Abstract submission: December 13th, 2019
Paper submission: February 28th, 2020
The term “time” is a word of everyday use to which we attribute many meanings. Time can indicate a chronological dimension between past, present and future, an epoch or a period, a phase of action, as well as in the Italian language meteorological conditions and their variations. In philosophical and scientific thought the term “time” is related to the becoming or to the changeless and homogenous time according to Galileo Galilei and Isaac Newton. Moreover, it can be seen as change in perceptions, existential states or the memory of a primitive condition. As stated by the essayist physicist and writer Carlo Rovelli (2017), time «is perhaps the greatest mystery». The contemporary age stimulates reflections on the comparison between linear views of time, typical of modernity and the industrial age, and measures of a different type such as the succession of generations, or the “timeless” phenomena of quantum physics, where only relationships count. Time in its different meanings constitutes a fundamental factor of forecasting, of the future and, therefore, of the project.
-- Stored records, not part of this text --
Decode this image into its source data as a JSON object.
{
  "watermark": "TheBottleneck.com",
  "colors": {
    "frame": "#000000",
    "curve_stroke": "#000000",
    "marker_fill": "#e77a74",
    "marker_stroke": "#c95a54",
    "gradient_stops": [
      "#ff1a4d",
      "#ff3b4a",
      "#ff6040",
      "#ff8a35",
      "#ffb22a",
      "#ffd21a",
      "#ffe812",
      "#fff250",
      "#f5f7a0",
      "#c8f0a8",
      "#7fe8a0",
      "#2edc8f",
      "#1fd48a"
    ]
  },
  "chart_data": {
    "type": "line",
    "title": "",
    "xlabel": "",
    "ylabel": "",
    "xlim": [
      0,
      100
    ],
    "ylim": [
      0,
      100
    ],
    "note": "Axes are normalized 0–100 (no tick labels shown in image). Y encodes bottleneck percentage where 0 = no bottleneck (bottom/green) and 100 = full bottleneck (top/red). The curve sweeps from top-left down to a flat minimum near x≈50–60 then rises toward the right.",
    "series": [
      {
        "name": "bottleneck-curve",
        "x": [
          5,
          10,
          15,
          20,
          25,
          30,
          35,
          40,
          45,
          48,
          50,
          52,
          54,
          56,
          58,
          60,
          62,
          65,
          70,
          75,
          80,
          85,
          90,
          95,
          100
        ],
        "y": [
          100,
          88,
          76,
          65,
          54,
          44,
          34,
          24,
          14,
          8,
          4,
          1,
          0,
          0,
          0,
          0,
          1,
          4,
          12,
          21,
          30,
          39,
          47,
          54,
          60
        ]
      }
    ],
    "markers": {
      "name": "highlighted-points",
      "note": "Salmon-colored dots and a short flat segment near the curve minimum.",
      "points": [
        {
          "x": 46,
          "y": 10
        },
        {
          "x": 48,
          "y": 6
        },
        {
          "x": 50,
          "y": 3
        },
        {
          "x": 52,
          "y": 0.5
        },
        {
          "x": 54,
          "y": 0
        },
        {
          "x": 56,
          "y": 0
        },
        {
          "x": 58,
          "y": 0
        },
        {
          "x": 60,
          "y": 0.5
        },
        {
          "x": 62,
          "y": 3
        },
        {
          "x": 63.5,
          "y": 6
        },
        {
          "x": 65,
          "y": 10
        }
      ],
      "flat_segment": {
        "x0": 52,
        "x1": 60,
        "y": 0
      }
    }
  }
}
To judge Architecture, argued Giò Ponti (1957), «is necessary to add time to the elements». On the other hand, Rafael Moneo (1999) reminds that «the work of architecture transcends the architect, it goes beyond the instant in which its construction takes place». Thus, in the powerful affirmation of an oxymoron, time becomes the main immaterial material of architecture. The cities, according to Lewis Mumford (1999), «are a product of time. They are the molds in which the lives of people have cooled down and solidified». An important domain takes shape, contemporary architectural production deals with dialectically considering the assumption, from the initial phases of the design process, of strategies inspired by permanence and options oriented towards temporariness. The first is linked to the traditional concept of a durable building and the second that assumes it as a product of limited and programmable duration, with rapid obsolescence, ephemeral, of consumption. Starting from these premises, TECHNE 20 intends to collect research and design experimentation contributions, as well as essays and critical reflections, useful in defining, also in relation to other scientific fields, the scenario within which take place today the debate about the very close link between time and architecture.